The overall prognosis for scalp angiosarcoma is generally unfavorable, primarily due to its aggressive nature, high likelihood of local recurrence, and metastasis. Prognostic factors associated with a poor outcome include being over 70 years of age, a tumor size greater than 5 cm, and the tumor being located on the head or scalp. As noted by Pawlik et al.19 cutaneous angiosarcoma typically follows a rapidly fatal course, particularly when diagnosed at advanced stages.
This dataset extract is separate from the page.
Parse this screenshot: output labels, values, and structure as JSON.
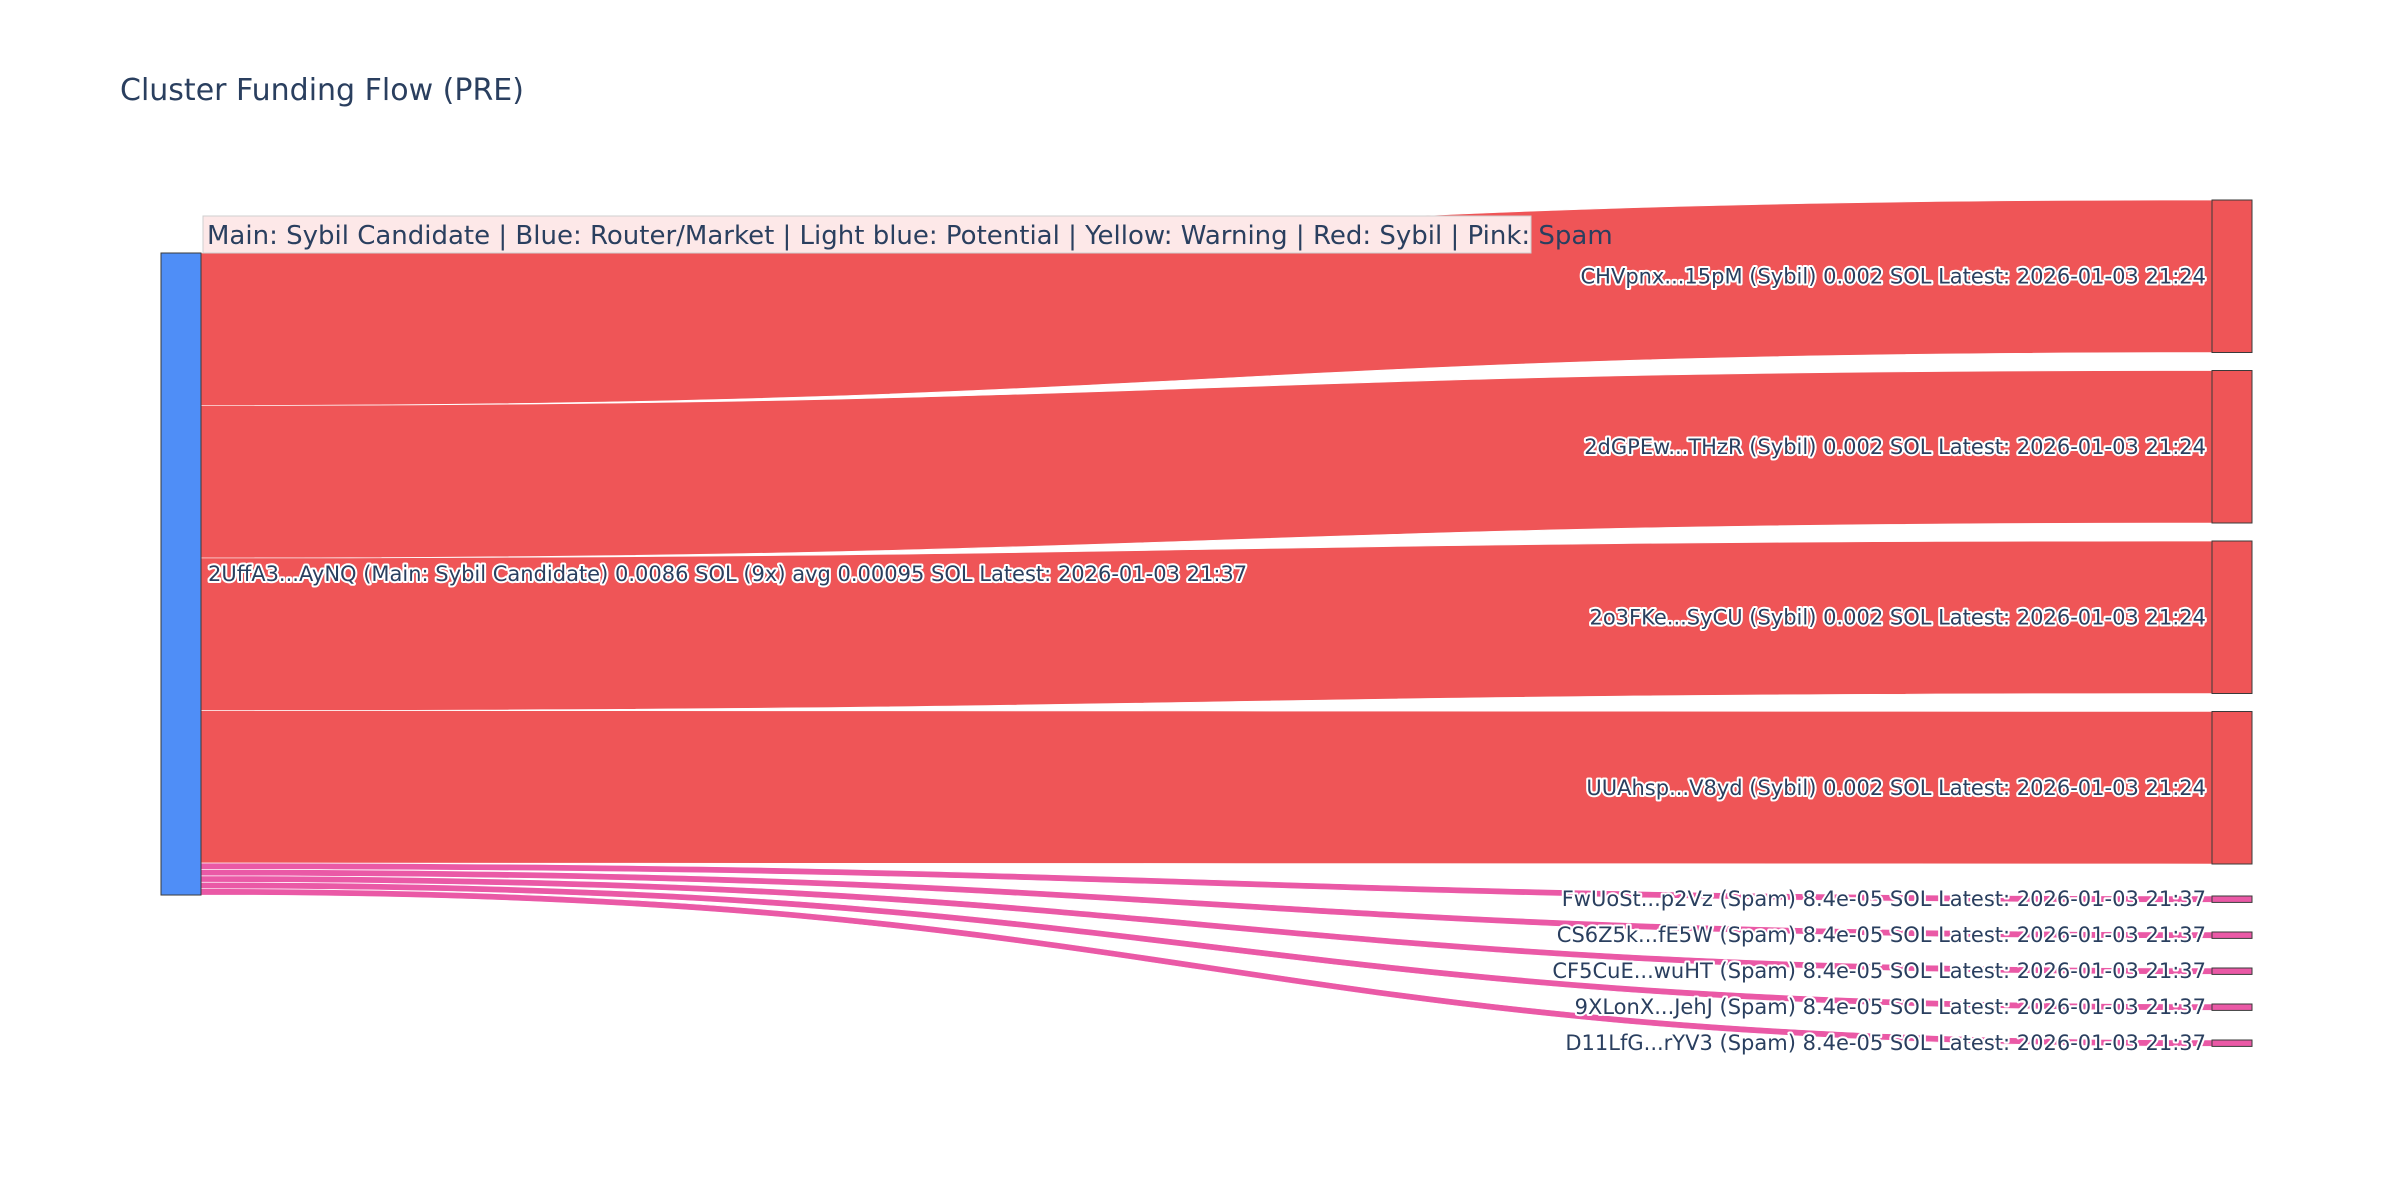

In the case of the authors’ patient, the challenge in diagnosing cutaneous angiosarcoma, due to its deceptive clinical presentation, coupled with the progression to an advanced stage before detection, reflects these observations. The advanced stage of the tumor at presentation, along with its location on the scalp, rapid progression, and the patient’s age, aligns with key risk factors for a poor prognosis. These factors underscore the challenges in managing cutaneous angiosarcoma and emphasize the critical importance of early detection to improve survival outcomes.
CONCLUSION
Cutaneous angiosarcoma of the scalp and face is a rare and aggressive malignancy that can present in a deceptive manner, often following injuries such as minor burns or lesions that are initially misdiagnosed or inadequately treated. This case underscores the importance of maintaining a high level of suspicion for angiosarcoma in lesions of the face and scalp, as early detection is crucial for improving survival outcomes. The challenges associated with managing angiosarcoma are further exacerbated by treatment delays, emphasizing the need for prompt intervention and effective communication with patients. A multidisciplinary approach, involving dermatopathology, surgery, and oncology, is essential to optimize treatment outcomes and address the complexities of this devastating malignancy.
Future research should focus on elucidating the precise mechanisms by which trauma, including scald burns, contributes to the development of cutaneous angiosarcoma. Understanding the molecular and inflammatory pathways involved may provide insights into early biomarkers for detection and potential therapeutic targets.
This case also highlights the importance of addressing financial and psychological barriers to treatment. A comprehensive, patient-centered approach that integrates oncologic care with financial assistance and psychosocial support is crucial to improving treatment adherence and overall outcomes. Future efforts should focus on developing accessible healthcare strategies, particularly in resource-limited settings, to ensure timely diagnosis and intervention for patients with this rare and challenging malignancy.
Patient Consent
Written informed consent was obtained from the patient for the publication of this case report, including clinical details and images. Efforts have been made to anonymize the data to maintain confidentiality.